【目的】臨床においてプロポフォールを適正に使用するためには、肝臓及び肝外組織に発現しているUGT1A9のプロポフォールに対する代謝能の基礎研究に基づく詳細な解析が必要不可欠である。そこで本研究では、ヒトの肝臓ミクロゾーム(HLM)、小腸ミクロゾーム(HIM)及び腎臓ミクロゾーム(HKM)を用いてプロポフォールグルクロン酸抱合反応におけるUGT1A9の役割を明らかにするためにin vitro解析を行った。

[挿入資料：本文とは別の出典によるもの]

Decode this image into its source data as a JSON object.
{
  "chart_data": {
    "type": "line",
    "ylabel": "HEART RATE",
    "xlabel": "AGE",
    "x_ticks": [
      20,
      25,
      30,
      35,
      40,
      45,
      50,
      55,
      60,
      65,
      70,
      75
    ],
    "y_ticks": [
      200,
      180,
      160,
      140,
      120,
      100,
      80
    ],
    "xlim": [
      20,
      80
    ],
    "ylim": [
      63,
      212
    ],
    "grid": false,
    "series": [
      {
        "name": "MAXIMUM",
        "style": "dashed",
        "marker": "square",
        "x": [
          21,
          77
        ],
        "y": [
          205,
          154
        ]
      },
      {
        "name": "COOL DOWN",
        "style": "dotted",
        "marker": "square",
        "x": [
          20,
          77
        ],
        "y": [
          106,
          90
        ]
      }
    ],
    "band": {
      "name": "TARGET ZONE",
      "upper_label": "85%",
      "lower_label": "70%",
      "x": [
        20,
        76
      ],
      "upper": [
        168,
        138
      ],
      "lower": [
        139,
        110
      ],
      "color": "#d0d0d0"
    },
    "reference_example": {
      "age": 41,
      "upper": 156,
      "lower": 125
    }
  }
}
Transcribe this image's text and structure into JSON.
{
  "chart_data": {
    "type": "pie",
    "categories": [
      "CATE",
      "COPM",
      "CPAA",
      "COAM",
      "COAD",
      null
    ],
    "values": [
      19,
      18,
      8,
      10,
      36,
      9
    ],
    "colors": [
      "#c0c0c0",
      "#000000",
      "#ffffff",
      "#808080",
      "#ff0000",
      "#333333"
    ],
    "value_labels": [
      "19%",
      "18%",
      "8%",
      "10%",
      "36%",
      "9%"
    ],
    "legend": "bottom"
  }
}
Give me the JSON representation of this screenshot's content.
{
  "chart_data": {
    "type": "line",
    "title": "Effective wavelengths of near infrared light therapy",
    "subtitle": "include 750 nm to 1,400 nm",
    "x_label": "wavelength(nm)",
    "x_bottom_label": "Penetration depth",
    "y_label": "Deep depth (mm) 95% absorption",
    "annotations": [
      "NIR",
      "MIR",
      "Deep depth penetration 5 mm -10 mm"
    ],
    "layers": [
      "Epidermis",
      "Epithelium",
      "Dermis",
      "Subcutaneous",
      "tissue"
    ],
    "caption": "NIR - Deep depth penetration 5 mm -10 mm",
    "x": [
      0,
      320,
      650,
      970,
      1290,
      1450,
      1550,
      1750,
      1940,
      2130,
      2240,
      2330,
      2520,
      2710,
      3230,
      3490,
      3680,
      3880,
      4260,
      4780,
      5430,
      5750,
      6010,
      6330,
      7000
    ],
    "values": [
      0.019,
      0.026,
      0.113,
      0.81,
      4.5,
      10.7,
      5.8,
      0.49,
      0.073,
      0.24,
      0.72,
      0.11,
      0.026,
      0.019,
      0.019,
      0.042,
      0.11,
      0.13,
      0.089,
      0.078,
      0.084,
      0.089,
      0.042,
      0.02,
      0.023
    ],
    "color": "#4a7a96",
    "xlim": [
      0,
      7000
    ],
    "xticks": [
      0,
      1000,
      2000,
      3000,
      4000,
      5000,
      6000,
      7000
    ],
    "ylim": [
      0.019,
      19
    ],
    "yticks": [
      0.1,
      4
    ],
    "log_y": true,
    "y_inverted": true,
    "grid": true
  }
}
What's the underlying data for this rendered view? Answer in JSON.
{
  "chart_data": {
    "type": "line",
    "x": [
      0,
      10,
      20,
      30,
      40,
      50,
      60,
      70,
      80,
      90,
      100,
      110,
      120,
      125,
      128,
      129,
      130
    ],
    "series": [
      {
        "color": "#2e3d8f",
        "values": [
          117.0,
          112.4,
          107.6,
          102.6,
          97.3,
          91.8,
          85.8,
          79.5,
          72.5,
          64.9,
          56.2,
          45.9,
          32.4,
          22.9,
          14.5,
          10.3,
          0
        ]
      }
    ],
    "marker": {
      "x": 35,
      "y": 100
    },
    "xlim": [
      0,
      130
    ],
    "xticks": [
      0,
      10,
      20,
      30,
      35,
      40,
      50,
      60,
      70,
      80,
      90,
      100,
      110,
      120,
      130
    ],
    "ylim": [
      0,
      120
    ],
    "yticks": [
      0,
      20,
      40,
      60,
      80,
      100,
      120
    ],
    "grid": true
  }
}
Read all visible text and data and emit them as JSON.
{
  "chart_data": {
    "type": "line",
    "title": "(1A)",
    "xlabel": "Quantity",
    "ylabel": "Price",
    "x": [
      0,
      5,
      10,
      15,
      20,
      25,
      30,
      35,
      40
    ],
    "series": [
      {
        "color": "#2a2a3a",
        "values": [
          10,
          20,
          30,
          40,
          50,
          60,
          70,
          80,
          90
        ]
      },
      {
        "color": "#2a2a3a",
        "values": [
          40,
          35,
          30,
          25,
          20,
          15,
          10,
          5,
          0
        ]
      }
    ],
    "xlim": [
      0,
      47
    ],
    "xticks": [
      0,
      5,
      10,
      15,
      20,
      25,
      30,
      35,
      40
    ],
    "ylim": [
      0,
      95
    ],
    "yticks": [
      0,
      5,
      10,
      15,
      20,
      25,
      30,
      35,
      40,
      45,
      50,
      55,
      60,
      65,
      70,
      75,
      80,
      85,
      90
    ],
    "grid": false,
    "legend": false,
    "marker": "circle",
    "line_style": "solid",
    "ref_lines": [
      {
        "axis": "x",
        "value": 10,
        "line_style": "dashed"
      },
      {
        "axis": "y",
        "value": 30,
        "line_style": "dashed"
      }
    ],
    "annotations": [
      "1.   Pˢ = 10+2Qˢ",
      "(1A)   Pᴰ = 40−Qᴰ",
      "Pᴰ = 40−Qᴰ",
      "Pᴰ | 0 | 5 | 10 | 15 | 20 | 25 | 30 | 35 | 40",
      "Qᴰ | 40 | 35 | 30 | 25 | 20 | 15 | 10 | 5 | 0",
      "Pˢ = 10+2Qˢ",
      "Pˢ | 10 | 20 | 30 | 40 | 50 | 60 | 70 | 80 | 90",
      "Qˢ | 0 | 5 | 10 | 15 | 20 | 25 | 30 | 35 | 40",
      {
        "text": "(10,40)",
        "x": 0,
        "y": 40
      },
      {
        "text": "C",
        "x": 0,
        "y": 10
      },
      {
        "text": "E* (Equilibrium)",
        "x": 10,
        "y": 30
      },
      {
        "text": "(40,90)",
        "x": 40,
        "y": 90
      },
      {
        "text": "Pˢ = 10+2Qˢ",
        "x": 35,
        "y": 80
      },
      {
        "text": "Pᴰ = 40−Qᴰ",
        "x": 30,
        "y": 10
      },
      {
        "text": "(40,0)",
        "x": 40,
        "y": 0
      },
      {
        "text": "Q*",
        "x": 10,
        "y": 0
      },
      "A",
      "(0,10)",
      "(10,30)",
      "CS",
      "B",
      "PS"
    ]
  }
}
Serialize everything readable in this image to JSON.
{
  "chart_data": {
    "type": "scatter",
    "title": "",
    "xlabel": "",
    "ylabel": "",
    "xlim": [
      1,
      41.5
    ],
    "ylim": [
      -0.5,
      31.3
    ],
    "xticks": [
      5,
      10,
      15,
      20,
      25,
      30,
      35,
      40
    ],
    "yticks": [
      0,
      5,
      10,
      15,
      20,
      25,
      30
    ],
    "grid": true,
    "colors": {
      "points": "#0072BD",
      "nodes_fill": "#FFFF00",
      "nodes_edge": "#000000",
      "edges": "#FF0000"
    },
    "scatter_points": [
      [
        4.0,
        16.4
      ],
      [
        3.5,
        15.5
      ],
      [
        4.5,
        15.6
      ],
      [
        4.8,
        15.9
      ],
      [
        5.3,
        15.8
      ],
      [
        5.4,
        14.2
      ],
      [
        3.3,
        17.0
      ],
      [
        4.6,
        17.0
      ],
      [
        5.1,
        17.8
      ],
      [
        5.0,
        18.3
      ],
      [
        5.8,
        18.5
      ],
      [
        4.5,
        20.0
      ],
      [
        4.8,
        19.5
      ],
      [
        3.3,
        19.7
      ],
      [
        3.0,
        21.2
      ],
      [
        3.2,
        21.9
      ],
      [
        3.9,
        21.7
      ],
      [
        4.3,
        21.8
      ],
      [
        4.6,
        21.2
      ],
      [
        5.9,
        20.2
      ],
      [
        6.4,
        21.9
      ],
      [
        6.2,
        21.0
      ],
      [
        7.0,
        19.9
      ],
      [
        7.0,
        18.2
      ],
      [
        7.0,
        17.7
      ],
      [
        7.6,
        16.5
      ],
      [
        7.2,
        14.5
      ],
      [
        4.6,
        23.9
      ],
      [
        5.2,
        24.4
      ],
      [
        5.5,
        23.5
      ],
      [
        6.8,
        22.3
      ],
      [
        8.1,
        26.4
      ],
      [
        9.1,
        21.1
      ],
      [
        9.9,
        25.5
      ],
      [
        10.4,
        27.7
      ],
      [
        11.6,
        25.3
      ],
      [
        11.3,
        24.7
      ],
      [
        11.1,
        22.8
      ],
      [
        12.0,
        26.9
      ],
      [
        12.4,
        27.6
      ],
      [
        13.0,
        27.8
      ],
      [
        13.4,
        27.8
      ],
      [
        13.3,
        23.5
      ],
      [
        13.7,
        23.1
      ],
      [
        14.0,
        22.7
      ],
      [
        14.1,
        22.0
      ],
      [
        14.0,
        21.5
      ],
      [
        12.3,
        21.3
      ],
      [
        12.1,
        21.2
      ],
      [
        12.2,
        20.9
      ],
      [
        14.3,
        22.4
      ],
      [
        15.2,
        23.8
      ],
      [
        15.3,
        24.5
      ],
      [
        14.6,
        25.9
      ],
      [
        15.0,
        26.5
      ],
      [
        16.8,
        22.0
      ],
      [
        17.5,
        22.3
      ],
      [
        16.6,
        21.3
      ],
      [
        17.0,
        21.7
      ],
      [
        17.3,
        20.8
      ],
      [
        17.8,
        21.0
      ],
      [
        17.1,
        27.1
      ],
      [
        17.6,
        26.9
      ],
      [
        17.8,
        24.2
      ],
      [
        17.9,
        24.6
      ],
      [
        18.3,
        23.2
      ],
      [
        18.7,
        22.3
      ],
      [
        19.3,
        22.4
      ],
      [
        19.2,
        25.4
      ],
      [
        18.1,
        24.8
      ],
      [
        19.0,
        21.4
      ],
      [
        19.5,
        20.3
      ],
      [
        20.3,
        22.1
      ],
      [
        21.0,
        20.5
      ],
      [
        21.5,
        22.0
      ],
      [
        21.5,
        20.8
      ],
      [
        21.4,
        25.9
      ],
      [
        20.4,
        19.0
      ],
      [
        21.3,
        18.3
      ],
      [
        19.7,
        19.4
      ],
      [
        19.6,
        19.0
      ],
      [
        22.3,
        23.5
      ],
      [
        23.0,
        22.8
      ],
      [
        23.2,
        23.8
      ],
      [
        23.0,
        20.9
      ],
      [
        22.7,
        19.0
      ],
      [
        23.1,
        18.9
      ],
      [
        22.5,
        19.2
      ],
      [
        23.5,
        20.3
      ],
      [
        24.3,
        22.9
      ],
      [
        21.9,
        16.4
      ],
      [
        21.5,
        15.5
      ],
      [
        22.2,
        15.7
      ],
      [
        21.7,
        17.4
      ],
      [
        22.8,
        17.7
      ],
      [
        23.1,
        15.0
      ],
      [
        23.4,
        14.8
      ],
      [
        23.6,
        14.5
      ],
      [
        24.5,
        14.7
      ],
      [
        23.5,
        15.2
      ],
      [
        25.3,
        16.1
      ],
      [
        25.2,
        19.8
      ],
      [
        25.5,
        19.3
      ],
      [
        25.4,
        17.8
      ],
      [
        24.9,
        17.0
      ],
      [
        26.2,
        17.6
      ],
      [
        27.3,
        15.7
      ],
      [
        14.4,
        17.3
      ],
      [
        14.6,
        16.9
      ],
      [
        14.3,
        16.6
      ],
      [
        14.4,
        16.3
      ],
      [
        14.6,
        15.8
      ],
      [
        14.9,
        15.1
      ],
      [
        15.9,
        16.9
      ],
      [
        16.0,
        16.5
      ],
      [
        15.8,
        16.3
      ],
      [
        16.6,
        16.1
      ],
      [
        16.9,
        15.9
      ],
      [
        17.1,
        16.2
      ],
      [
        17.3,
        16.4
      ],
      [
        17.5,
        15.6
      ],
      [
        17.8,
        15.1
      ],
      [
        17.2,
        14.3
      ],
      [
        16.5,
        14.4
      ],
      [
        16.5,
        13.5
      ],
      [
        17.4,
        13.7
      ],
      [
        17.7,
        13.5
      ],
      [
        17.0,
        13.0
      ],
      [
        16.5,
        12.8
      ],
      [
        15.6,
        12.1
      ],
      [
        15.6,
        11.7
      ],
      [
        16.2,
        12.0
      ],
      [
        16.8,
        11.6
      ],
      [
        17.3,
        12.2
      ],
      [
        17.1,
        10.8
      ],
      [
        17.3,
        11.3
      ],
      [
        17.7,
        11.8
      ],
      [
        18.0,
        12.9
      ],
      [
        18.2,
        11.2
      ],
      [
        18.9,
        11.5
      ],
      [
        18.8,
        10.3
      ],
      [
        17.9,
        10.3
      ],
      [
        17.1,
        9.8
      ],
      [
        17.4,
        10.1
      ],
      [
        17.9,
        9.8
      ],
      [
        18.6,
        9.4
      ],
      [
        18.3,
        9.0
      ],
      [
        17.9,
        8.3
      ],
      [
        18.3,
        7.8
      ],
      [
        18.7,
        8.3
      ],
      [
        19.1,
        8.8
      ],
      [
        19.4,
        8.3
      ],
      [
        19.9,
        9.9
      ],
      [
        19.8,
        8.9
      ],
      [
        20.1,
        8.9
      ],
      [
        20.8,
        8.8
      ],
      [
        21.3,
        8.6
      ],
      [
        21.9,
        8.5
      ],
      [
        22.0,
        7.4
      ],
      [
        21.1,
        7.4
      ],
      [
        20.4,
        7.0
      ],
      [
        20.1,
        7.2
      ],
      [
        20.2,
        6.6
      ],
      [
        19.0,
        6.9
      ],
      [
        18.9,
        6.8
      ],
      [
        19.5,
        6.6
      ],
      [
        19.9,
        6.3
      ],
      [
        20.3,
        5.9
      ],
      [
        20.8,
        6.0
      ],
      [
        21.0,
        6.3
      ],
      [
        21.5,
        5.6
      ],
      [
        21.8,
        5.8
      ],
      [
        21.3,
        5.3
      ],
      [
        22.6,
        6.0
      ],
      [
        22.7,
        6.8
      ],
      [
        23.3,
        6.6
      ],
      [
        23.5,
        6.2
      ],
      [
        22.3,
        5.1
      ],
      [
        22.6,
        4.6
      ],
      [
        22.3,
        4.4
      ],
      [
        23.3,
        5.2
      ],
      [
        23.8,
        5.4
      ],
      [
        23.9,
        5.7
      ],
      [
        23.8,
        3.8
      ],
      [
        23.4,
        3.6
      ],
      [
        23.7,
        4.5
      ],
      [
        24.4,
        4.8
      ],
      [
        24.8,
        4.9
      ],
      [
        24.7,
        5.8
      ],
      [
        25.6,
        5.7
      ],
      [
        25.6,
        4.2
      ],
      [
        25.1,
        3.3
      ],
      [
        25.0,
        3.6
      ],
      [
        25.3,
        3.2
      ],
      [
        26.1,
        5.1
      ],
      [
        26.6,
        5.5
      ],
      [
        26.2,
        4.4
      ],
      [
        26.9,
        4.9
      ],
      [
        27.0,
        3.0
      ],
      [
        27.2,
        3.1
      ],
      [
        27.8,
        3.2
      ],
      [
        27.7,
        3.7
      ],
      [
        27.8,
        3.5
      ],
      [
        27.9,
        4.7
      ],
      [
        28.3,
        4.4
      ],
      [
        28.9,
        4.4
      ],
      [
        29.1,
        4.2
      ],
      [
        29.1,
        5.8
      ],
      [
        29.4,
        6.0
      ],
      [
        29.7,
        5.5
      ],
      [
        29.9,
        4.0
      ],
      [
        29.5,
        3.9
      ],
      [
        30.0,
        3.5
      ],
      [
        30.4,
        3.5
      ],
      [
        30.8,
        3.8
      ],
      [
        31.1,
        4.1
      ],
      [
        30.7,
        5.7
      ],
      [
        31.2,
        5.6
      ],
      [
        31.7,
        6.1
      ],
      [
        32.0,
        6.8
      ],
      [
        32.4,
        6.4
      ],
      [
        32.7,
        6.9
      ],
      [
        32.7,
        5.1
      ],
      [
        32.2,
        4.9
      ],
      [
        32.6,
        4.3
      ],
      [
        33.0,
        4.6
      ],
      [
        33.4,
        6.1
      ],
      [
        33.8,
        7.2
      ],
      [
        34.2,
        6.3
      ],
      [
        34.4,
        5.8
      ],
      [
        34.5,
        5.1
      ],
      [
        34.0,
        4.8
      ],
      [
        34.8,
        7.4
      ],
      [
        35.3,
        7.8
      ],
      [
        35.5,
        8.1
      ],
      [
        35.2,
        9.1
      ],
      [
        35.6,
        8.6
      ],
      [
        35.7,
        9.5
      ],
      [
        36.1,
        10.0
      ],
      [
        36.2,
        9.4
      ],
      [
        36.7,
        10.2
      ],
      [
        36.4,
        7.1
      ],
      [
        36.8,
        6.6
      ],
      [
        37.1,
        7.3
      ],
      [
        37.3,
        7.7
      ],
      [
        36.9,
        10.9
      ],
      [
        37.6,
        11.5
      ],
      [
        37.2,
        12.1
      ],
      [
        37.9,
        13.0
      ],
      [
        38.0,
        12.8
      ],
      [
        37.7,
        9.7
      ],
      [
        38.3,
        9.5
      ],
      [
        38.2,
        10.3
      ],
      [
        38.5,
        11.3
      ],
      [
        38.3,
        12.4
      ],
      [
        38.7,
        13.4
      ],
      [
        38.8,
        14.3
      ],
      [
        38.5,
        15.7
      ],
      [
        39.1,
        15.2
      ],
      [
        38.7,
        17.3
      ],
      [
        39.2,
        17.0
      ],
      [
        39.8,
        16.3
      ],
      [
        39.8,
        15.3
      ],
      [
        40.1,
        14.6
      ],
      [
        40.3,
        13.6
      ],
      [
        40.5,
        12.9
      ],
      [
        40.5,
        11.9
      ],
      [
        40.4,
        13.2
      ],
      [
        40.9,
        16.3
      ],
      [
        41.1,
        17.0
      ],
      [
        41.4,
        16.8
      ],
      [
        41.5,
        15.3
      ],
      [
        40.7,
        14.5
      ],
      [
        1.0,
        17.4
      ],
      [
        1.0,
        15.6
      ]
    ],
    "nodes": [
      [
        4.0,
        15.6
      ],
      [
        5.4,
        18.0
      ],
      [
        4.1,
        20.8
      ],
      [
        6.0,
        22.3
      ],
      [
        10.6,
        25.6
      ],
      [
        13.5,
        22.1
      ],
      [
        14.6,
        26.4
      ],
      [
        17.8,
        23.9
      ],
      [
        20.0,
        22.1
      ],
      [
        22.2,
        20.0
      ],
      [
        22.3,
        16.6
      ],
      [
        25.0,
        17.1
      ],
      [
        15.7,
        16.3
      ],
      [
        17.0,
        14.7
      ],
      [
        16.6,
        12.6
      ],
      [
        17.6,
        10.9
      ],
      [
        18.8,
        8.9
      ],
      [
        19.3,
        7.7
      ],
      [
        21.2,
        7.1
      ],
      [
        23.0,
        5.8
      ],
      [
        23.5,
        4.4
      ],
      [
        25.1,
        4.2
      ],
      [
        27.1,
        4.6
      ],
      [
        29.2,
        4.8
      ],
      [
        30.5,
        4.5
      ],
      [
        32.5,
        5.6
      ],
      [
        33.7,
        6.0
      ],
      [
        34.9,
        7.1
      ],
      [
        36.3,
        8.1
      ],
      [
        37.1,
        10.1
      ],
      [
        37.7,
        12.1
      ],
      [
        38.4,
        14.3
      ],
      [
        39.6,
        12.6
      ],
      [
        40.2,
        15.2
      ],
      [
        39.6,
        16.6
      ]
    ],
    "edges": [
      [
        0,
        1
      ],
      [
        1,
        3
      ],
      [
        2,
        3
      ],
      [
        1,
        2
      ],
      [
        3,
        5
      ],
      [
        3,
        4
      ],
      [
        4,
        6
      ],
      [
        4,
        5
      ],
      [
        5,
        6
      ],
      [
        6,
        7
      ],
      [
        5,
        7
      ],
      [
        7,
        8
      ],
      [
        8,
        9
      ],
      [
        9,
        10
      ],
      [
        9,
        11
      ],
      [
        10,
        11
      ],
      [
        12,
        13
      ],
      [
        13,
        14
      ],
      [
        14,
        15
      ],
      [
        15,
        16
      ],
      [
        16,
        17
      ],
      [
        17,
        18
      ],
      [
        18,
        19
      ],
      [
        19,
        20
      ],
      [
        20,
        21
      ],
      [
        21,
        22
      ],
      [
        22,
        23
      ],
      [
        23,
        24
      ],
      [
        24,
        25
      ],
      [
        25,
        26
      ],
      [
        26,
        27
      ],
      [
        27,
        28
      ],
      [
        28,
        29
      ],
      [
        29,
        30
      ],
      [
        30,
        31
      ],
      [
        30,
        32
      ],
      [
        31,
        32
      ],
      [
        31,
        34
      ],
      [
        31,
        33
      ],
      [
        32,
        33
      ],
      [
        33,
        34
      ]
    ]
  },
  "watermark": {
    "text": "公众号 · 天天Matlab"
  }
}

【方法】HLM、HIM及びHKMにおけるUGT1A9酵素タンパク質の発現は抗ヒトUGT1A9抗体を用いたイムノブロッティングにより解析した。プロポフォールグルクロン酸抱合活性は、プロポフォール(5–1000 μM)をミクロゾーム画分(HLM及びHIM,20 μg protein;HKM,5 μg protein)と37ºCで10分間(HLM及びHKM)あるいは40分間(HIM)反応し、生成したプロポフォールグルクロニドをHPLCによりそれぞれ定量することにより測定した。
【結果・考察】ミクロゾーム画分におけるUGT1A9酵素タンパク質の発現量は、HKM>HLM≫HIMであった。プロポフォールグルクロン酸抱合反応の速度論的挙動は、HLM及びHKMでは基質阻害を示したのに対し、HIMではMichaelis-Menten式に従った。また、速度論的パラメーター値もミクロゾーム間で大きく異なり(Km,HIM≫HLM(41.8 µM)≒HKM;Vmax,HKM>HLM(5.21 nmol/min/mg protein)≫HIM;CLint,HKM≫HLM(126 µL/min/mg protein)≫HIM)、Vmax値とミクロゾーム画分のUGT1A9酵素タンパク質の発現量は概ね相関するものであった。これらの結果より、プロポフォールのグルクロン酸抱合反応には肝臓と同様に腎臓に発現しているUGT1A9も重要な役割を担っていることが示唆された。